This repository includes code to train and evaluate a language identification model as well as code to launch a small web-application and interactively test the model.
A pre-trained model is available here. It is trained on a balanced dataset of 240k sentences in german 🇩🇪, english 🇬🇧, frensh 🇫🇷, italian 🇮🇹, portuguese 🇵🇹 and spanish 🇪🇸.
Accuracy 🎯: 98.73%
Confusion matrix 🤯:
Test the model with the demo application. Start the app with $ streamlit run app.py
. Then, open http://localhost:8501/ in your browser.
$ conda create -n langidentify python=3.8
$ conda activate langidentify
(Please check https://pytorch.org/get-started/locally/ and select the correct command depending on your CUDA version.)

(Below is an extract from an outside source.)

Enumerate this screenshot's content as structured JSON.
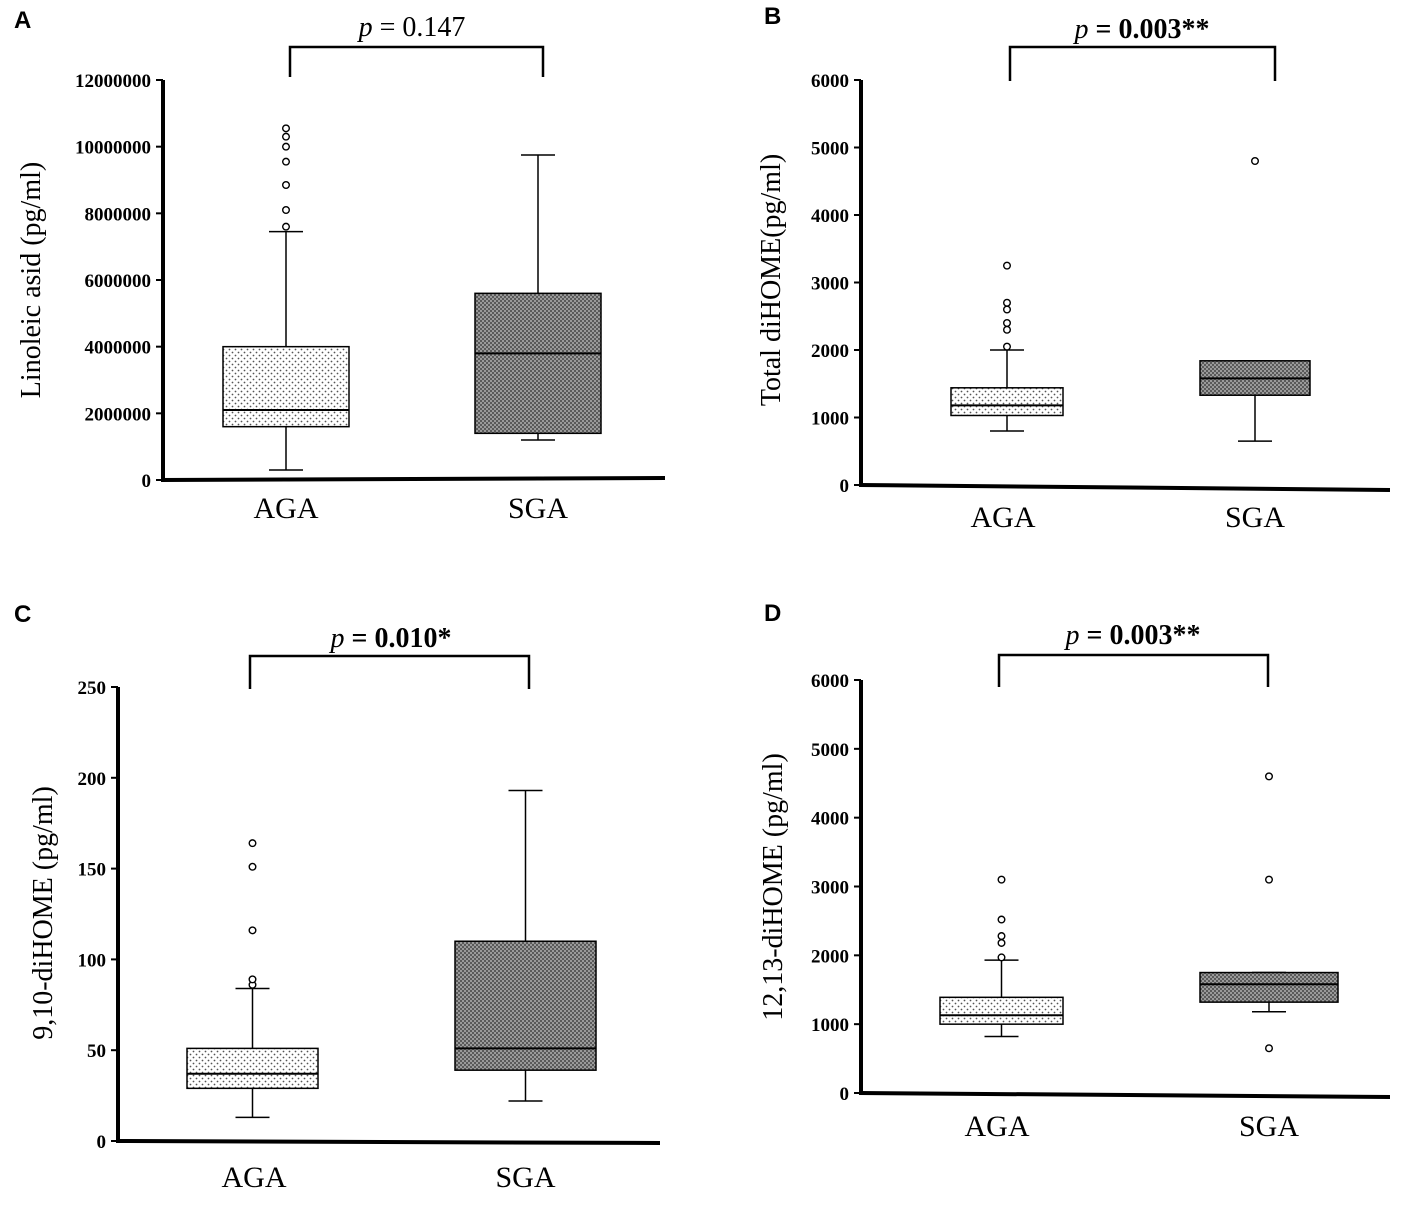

$ conda install pytorch==1.7.1 torchvision==0.8.2 torchaudio==0.7.2 cudatoolkit=10.1 -c pytorch
$ pip install -r requirements.txt
- Download the dataset here and save the sentences.csv file under data/sentences.csv.
- Filter the data with
$ python filter_dataset.py
. This creates a balanced dataset and a train, val, test split of 80/10/10 for 6 languages. - Pre-process the dataset with
$ python preprocess_dataset.py
. This generates a feature representation (most common trigrams) for the data. - Run
$ python main.py
with mode set to TRAIN (default), EVAL or TEST. The trained model is saved under checkpoints/model.pth by default.
For reproducibility, the random seed is set to 42 in filter_dataset.py
and 420 in main.py
. You might want to change these numbers to obtain different results.